Anche se i lavoratori italiani iscritti ai fondi integrativi sono in aumento c’è
ancora una significativa resistenza causata soprattutto dalla mancanza di conoscenza sul tema. Le adesioni infatti sono limitate rispetto al bacino potenziale dei lavoratori occupati, con un tasso di copertura complessivo attorno al 25%. Si denotano inoltre profonde disparità territoriali (al Nord i tassi di adesione sono oltre il 30%, al Sud sono fermi al 21%), tra i lavoratori dipendenti privati (oltre 30%), autonomi (21,3%) e del settore pubblico (solo 194.000 adesioni su 7,2 milioni di iscritti complessivi), nonché nelle grandi imprese (tassi di adesione superiori all’80%) rispetto alle piccole aziende (tassi inferiori al 10%).

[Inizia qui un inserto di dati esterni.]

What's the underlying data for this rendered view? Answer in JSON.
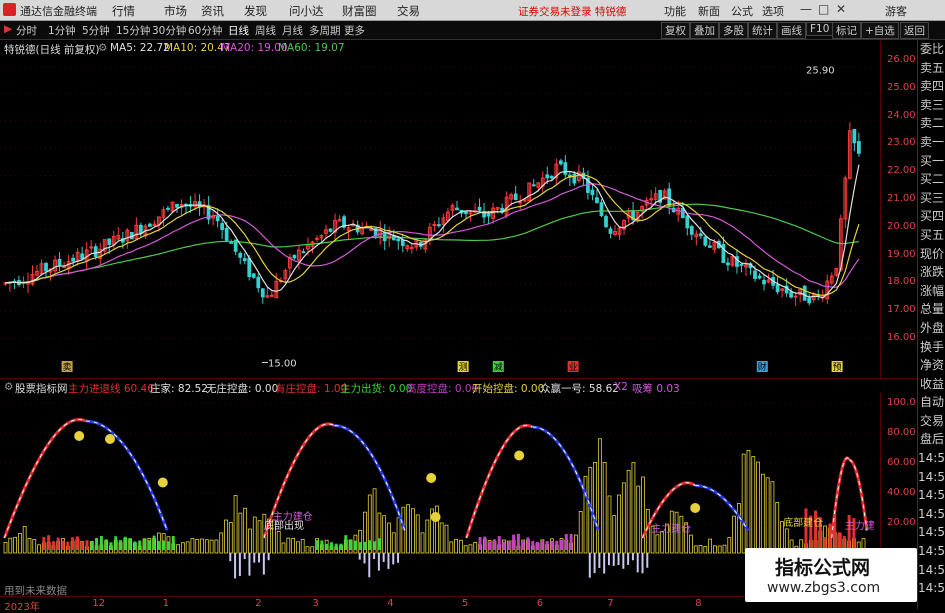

Affinché i lavoratori possano mantenere un adeguato livello di protezione e benessere una volta usciti dal mondo del lavoro urgono pertanto iniziative di
informazione e alfabetizzazione sul tema dei fondi integrativi, che saranno tra l’altro sempre più necessari visto che il rapporto tra occupati e pensionati nel 2015 era pari appena a 1,38 attivi per pensionato mentre l’equilibrio del sistema richiederebbe un valore almeno di 1,55.
Le recenti novità legislative in tema di welfare aziendale hanno introdotto alcune modifiche volte a rispondere in maniera più adeguata alle esigenze dei dipendenti e dei loro familiari.
Nel welfare aziendale l’intervento più diffuso è la formazione (70,4%), seguita dalla
sanità integrativa (62,9%), a grande distanza dai servizi volti alla conciliazione vita-lavoro
(32,8%) e dalla previdenza complementare (28,7%). Piuttosto bassa appare la percentuale di imprese che offrono misure di sostegno al reddito (21,8%).
Sono dati impressionanti. Lo sviluppo della sanità integrativa e di fatto sostitutiva ( si pensi per esempio alle visite specialistiche senza fare liste d’attesa) va di pari passo con il degrado della sanità pubblica nonostante che rimane un presidio di modernità e di efficienza al di là di qualche sfasatura territoriale ancora ferma al medioevo, a livello mondiale. Ma ripercorrere su strade diverse il cammino dei disciolti Inam ed Enpals, i vecchi enti sanitari dei lavoratori privati e quelli pubblici, per chi non ha una memoria storica, non so se è un vero avanzamento sociale per tutti oppure è una riproposizione delle vecchie caste dove ci sono i bramini, ultra tutelati ed i paria che devono confidare solo sulla provvidenza.